Uneasy calm returns to Addis Ababa

Uneasy calm returned to the Ethiopian capital today, a day after riot police across Addis Ababa fired guns to quell a second day of protests against the country’s disputed parliamentary elections.

Uneasy calm returned to the Ethiopian capital today, a day after riot police across Addis Ababa fired guns to quell a second day of protests against the country’s disputed parliamentary elections.

Police killed at least 23 people and wounded dozens more, hospital doctors and health workers said.

Doctors at five hospitals said the bodies of 23 people killed in the clashes were brought to emergency rooms and at least 150 people were treated for injuries, including a seven-year-old boy who was shot in the hip. Earlier the hospital count was 27 dead and there was no explanation for the revision. Doctors refused to give their names for fear of reprisals.

Information Minister Berhan Hailu said the figures were exaggerated, and said 11 civilians and one police officer were killed, and 54 officers and 28 civilians were injured.

Adam Melaku, head of the independent Ethiopian Human Rights Council, yesterday revised earlier figures his group gave of 33 people killed, saying that they now had established that they believed at least eight people were killed in the fighting. He did not give any explanation for the revision or the higher number given earlier in the day.

He said demonstrators burned several buses and destroyed four houses, but that calm was returning to the streets of the city of three million people later. He said the government was “sorry and sad” for the violence, but he blamed it on the main opposition party.

Members of Ethiopia’s special forces, in armoured personnel carriers, regular troops armed with sniper rifles and federal police patrolled the streets today.

There were reports of a massive wave of arrests late yesterday and early today as federal police went from house to house, detaining young men. Diplomats said around 2,000 people had been arrested.

Businesses were closed and taxis were off the streets in the city. It was unclear whether this was part of a silent protest against the electoral results and subsequent crackdown.

The violence followed clashes on Tuesday between protesters and police that killed eight people and wounded 43 others. Those renewed clashes erupted after 30 taxi drivers were arrested on Monday for participating in demonstrations against the May 15 parliamentary elections – a vote seen as a test of Prime Minister Zenawi Mels’ commitment to reform.

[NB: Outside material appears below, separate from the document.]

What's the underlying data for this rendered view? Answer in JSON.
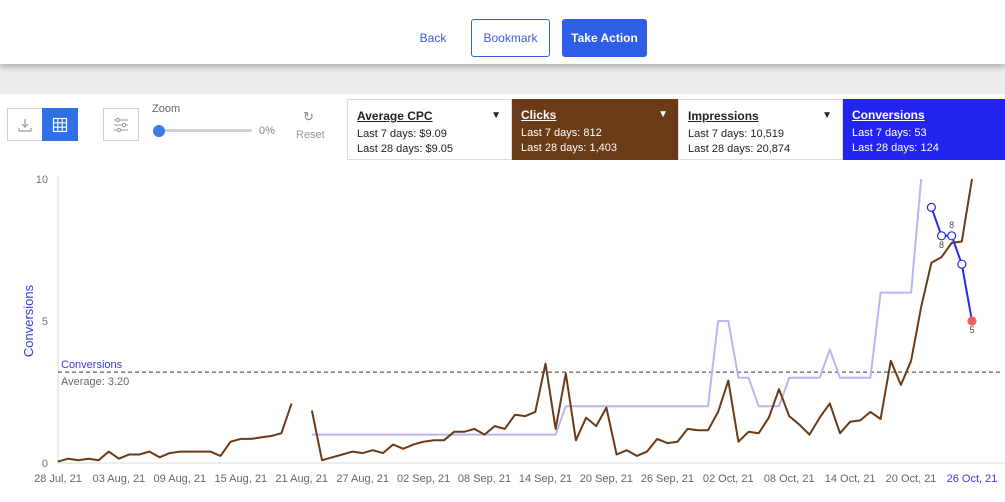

The elections gave Meles’ Ethiopian Peoples Revolutionary Democratic Front control of nearly two-thirds of parliament. Opposition parties say the vote and counting were marred by fraud, intimidation and violence, and accuse the ruling party of rigging the elections.

One man said officers broke into his family’s housing compound yesterday, firing guns indiscriminately as they searched for the demonstrators who threw stones to express their unhappiness with the elections.

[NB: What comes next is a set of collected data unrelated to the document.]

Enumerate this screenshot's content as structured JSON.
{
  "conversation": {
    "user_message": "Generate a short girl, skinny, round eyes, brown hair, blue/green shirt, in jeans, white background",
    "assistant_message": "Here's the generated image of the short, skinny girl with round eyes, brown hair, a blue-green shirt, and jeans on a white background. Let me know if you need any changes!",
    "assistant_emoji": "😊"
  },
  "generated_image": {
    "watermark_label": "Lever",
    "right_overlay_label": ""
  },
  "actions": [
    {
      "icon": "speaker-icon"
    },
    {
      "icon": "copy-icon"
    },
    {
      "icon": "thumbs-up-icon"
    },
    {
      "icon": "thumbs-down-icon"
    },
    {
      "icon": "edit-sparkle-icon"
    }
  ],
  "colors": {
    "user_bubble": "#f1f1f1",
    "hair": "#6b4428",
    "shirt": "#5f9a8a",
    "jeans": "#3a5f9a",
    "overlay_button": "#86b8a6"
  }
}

Machine-gun fire and explosions rocked the capital, an opposition stronghold, and armoured personnel carriers carrying special forces troops rumbled down streets littered with burning tires and broken glass.

The violence spread across the city, reaching the doorsteps of the British, French, Kenyan and Belgian embassies – all located in different parts of the capital. Workers at UN headquarters were told not to leave their offices.

Police surrounded Zewditu Hospital, dragging out and arresting young men. Witnesses said security forces were rounding up young people in various parts of the city.

Tigist Daniel, 16, said she brought her 50-year-old mother to a hospital after police shot her in the stomach.